Speaking of Emily Brontë, he continues, “She was neither worldly-wise nor eager for publicity, on the contrary her life to the last detail exhibits a reserve that was almost cloister-like, a self-dependence that was scarcely human, an integrity that disdained, not the great shams of life alone, but even the trickeries of social intercourse.
See her out yonder on the loneliest moor of Yorkshire – gaunt of figure, free of stride, not beautiful to look at until one saw the deep far-seeing eyes, with the light in them that comes from lonely, lover-like communion with the larger nature. See her climb the slopes, and walk knee-deep in ling, and halt just now and then to drink in the wild sweet wind, to scent the bracken, or watch the mystic purple creep out at foaming tide above the distant hills. Is this a woman to seek pseudo-fame by trickery? Or is she one who has kept long watches with her mother, Nature, who has sorrowed and rejoiced with her, who has wept with the weeping skies and laughed with the laughing sun, who, finally, has passed her soul through furnaces impossible to weaker natures and is ready to bring to birth a book of vital and surpassing charm.”’

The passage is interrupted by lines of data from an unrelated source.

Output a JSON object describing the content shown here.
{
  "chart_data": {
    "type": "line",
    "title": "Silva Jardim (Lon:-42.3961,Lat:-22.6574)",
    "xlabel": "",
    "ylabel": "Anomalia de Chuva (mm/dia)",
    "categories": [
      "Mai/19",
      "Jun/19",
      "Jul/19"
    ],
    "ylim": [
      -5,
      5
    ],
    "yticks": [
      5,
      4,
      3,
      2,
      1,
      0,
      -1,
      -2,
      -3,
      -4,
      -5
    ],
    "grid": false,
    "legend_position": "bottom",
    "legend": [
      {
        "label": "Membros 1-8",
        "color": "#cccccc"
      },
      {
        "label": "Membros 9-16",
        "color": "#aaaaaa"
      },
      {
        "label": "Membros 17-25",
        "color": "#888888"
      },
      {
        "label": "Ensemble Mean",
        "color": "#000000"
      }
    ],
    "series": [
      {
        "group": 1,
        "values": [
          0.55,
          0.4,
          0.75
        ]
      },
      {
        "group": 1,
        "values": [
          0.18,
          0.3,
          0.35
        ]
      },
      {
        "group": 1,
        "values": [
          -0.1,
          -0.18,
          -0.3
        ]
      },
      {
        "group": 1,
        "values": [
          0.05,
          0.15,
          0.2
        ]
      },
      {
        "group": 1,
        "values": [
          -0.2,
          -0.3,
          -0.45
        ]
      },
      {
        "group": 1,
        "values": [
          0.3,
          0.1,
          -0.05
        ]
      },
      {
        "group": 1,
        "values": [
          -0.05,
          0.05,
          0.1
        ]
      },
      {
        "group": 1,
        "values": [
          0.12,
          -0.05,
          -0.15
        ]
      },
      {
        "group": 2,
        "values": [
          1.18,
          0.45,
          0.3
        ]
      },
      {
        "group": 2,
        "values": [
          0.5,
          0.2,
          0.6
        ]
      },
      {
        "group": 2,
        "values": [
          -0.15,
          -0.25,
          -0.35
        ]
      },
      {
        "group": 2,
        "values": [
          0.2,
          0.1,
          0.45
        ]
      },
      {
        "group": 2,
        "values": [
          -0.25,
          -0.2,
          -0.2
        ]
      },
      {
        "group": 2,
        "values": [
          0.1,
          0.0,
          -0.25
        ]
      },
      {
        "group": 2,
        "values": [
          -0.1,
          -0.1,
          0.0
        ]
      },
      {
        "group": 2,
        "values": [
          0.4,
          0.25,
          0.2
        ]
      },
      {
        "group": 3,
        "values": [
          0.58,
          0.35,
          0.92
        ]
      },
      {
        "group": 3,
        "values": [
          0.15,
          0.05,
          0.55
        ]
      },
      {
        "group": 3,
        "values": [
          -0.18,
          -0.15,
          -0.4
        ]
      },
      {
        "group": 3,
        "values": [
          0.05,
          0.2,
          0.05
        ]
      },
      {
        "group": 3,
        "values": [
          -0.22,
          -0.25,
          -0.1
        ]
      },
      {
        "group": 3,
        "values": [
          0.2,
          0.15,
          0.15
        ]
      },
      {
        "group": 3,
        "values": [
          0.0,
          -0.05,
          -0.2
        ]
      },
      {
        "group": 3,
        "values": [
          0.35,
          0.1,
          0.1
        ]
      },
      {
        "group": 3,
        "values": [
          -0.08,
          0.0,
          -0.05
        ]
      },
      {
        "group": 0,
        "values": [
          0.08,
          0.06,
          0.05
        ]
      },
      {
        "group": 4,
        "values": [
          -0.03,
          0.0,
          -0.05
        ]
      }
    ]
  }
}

Emily Brontë was a great poet, an excellent artist, a brilliant pianist, a fabulous bread maker, superb at learning languages, oh, and she also happened to write what may just be the greatest novel ever written. Emily Brontë truly was a unique genius: whatever she turned her hand to, she quickly excelled at. Let’s remember the talents of Emily Brontë and her family today, and look forward with joy to the festive celebrations to come. I hope to see you next Saturday for a special Christmas Brontë blog post.